Solía pasar las
tardes encerrado en el armario. Nadie podía encontrarme allí; estaba solo. Sus
paredes estaban hechas de madera, muy sólidas, las puertas pesaban cuando las
tenía que abrir y, una vez cerradas, me costaba mucho empujarlas para poder
salir. Sin estar roto, se habían desecho de él y había acabado tirado en un
vertedero cerca del puerto, cubierto de polvo entre un montón de chatarra. Para
entrar tenía que tirar de una de las puertas a modo de trampilla, por eso
cuando me metía dentro me recordaba a un búnker. Todo quedaba en silencio.
Desaparecían los sonidos metálicos de las varas de hierro moviéndose con el
viento y que entre tanto caos arañaban la chapa oxidada de los coches. La gente
había asimilado ese sonido metálico en el ambiente del pueblo, como un eco
lejano que venía acompañado con la brisa. Recuerdo salir de casa los días de
verano, cuando el tiempo se relajaba y las lluvias se volvían escasas, y no
sentirme solo, eso recuerdo.

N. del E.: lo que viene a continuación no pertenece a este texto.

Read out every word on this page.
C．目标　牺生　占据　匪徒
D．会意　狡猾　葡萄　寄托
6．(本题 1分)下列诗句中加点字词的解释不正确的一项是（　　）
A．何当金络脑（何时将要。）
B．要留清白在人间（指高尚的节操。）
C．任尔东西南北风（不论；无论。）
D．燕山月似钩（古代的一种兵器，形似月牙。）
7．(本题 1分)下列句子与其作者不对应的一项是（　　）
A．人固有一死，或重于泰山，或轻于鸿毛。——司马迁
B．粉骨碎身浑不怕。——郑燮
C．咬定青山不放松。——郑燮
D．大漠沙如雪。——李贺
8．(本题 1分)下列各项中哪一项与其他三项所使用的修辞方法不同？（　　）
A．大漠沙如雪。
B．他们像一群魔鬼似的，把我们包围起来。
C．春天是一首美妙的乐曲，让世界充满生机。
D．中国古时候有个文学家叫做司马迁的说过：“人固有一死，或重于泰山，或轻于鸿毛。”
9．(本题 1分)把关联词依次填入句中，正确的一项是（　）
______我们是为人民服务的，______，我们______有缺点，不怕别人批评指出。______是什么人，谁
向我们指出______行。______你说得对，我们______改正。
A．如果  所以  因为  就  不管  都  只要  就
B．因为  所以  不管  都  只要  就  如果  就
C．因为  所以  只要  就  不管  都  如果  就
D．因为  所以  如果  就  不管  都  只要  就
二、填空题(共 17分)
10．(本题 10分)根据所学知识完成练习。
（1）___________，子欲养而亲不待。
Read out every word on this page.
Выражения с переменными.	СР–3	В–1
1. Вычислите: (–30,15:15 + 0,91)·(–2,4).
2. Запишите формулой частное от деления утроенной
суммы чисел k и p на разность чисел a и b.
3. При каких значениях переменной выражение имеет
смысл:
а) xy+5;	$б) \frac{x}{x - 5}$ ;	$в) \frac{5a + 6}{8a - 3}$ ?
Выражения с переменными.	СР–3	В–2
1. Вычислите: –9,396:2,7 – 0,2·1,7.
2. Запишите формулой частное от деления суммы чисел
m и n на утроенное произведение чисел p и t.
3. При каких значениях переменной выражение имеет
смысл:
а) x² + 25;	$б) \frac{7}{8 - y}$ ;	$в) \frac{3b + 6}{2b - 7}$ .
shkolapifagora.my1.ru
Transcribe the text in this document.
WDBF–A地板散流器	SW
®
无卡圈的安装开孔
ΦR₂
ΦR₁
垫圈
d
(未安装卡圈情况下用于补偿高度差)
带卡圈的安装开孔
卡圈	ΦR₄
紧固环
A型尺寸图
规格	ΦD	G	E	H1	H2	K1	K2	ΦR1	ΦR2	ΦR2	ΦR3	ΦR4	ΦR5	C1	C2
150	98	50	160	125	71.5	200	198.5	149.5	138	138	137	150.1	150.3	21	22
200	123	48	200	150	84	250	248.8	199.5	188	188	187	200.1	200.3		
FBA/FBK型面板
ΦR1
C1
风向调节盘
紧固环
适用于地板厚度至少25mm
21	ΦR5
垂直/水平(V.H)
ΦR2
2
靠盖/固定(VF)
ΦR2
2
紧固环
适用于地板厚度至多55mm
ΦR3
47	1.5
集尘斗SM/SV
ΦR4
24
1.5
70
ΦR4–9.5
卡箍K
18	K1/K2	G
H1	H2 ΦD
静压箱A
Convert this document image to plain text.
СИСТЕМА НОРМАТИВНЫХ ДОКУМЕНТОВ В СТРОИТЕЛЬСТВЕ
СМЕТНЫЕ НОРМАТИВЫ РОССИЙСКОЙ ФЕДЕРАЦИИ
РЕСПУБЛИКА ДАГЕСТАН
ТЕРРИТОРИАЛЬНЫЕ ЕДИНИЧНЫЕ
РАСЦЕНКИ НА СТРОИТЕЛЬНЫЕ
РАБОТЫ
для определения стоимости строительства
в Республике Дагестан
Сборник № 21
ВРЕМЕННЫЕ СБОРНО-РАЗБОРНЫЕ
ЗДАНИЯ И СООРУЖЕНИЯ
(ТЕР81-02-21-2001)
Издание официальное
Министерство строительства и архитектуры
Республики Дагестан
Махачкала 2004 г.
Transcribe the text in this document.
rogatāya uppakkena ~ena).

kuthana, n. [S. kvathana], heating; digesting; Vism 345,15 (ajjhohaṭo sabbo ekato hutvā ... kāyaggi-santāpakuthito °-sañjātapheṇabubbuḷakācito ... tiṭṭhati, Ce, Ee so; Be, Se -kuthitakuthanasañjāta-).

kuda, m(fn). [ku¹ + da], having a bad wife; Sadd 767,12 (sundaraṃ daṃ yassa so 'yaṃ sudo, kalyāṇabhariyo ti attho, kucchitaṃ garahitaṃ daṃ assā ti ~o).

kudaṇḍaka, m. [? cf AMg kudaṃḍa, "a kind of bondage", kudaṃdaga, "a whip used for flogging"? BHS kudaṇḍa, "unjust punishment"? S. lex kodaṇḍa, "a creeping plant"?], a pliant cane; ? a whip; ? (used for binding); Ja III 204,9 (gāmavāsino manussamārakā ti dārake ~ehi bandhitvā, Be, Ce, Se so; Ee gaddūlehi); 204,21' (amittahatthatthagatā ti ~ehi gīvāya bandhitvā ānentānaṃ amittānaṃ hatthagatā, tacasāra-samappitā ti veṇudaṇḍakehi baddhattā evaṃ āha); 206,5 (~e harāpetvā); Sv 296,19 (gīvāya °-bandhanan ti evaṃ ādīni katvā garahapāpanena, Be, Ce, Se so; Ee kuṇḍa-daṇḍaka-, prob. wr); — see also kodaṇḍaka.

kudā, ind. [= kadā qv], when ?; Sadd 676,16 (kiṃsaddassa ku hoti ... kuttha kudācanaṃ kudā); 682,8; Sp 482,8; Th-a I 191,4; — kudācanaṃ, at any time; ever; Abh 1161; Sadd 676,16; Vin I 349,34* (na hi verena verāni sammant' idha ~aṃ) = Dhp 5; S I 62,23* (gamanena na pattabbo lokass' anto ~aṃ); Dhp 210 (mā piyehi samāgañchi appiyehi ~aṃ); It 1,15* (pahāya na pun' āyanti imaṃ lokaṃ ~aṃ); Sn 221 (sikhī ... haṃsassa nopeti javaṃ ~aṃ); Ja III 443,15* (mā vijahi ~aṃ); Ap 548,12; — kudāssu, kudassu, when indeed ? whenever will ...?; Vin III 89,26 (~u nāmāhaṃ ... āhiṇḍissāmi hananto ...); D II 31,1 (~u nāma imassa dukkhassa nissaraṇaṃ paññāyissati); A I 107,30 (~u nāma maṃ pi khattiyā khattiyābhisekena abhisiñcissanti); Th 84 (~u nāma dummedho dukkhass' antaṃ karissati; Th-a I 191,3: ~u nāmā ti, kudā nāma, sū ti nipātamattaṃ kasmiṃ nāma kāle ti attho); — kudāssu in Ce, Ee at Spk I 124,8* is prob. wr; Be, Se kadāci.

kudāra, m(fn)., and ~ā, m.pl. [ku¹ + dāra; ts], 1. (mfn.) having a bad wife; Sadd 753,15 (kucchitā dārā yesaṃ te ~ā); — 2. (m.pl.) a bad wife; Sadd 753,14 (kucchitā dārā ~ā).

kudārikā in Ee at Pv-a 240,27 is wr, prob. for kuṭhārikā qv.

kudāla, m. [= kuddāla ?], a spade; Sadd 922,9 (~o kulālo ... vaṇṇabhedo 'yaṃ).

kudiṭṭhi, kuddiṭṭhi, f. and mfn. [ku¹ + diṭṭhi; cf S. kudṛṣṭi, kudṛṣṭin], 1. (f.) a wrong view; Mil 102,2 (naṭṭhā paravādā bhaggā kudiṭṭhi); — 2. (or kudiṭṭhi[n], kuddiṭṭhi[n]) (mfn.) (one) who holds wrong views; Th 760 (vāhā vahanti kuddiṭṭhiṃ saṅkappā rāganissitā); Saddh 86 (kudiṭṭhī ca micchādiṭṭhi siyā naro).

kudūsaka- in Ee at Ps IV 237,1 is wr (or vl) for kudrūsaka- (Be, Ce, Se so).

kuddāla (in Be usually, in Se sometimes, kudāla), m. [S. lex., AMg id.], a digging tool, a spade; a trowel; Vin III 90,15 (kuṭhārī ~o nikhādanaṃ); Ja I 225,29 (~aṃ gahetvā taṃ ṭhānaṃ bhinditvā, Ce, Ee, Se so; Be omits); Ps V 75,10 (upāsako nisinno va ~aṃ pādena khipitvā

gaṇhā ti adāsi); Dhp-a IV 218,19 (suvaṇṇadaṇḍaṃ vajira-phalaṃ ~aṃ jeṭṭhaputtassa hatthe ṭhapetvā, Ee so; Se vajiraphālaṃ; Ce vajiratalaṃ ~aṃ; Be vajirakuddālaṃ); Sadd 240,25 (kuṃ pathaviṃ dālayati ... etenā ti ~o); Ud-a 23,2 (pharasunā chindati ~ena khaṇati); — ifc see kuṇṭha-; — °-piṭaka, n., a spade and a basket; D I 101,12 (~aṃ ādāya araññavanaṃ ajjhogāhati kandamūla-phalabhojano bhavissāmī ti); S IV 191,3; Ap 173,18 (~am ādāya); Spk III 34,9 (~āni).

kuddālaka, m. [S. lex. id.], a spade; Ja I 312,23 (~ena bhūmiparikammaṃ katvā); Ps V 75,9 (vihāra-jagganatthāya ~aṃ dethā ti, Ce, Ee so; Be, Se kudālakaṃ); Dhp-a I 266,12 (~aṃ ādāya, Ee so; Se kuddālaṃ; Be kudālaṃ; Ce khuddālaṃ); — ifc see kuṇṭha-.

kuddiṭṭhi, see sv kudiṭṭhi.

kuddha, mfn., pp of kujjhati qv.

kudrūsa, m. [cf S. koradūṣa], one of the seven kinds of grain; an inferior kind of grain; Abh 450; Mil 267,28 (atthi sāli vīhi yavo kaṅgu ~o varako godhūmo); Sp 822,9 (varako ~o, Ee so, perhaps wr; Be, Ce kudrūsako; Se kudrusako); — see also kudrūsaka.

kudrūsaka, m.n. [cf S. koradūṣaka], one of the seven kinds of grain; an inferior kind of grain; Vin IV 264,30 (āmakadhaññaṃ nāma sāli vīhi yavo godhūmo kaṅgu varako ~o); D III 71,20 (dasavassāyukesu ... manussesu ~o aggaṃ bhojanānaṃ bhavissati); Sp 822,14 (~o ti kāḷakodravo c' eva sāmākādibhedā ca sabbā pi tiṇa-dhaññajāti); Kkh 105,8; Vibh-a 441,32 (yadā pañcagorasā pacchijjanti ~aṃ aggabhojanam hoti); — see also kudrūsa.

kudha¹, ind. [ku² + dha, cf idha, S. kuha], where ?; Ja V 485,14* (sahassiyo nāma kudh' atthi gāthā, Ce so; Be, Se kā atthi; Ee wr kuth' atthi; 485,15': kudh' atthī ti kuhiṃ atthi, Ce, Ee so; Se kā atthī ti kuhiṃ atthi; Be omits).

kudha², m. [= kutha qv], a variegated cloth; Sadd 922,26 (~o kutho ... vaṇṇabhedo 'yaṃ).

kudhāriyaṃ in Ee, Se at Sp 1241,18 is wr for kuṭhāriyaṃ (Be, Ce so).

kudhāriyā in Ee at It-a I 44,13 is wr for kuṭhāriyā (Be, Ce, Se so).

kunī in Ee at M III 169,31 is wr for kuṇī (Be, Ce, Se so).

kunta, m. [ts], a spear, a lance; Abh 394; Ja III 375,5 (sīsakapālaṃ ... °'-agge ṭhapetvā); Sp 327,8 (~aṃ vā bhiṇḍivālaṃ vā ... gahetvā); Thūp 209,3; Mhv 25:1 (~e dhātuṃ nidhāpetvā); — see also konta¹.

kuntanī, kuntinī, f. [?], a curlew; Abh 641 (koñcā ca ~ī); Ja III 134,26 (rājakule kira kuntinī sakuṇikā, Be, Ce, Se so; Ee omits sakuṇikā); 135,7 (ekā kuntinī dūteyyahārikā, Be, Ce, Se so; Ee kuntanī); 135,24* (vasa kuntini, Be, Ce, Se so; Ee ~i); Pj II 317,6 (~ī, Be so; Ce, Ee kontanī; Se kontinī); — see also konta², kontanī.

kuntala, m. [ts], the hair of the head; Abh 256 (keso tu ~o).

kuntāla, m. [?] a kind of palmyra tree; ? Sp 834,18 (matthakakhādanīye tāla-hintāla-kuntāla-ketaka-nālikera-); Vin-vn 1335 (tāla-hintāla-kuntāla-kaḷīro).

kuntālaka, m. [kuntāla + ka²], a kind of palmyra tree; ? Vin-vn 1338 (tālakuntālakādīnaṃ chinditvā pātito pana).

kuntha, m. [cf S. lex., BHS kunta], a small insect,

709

El ruido siempre me hablaba, el ruido del hierro.
No había bosques cerca ni tampoco campos verdes que pudieran albergar insectos,
así que el único sonido que se escuchaba era el del hierro chocando contra sí
mismo. Pero en el armario no se oía nada. No me molestaba, pero me resultaba
extraño.
Cuando encontré el
armario por primera vez, lo pasé de largo mientras perseguía una lagartija. Había
empezado a seguirla con un bote desde el mercado del pueblo tras verla caer
desde una ventana. Tenía el cuerpo azul y una raya naranja que la recorría de
arriba abajo. Antes de llegar al acantilado, me lancé con el tarro contra la
lagartija y lo aplasté, clavándolo en el suelo. Tras caerme de espaldas, me
levanté, cogí el bote, lo tapé y me dirigí de vuelta al pueblo.
La tuve tres días
mirando los amaneceres desde la repisa de mi ventana hasta
que por culpa de mi hermano el bote acabó cayendo a la calle. Cuando bajé ya le
habían pasado por encima dos coches y el cuerpo diminuto del bicho estaba aplastado
y lleno de cristales. Al día siguiente, fui a comprar una cajita de madera en los
puestos del mercado y volví al amasijo de hierros en busca de otro bote. Fue
entonces cuando lo volví a ver, pero seguí adelante hacia un tractor oxidado y enterré
la caja junto a una de las ruedas. Los hierros continuaban rechinando contra la
chapa de aluminio, pero aquella vez emitieron un sonido más agudo de lo normal.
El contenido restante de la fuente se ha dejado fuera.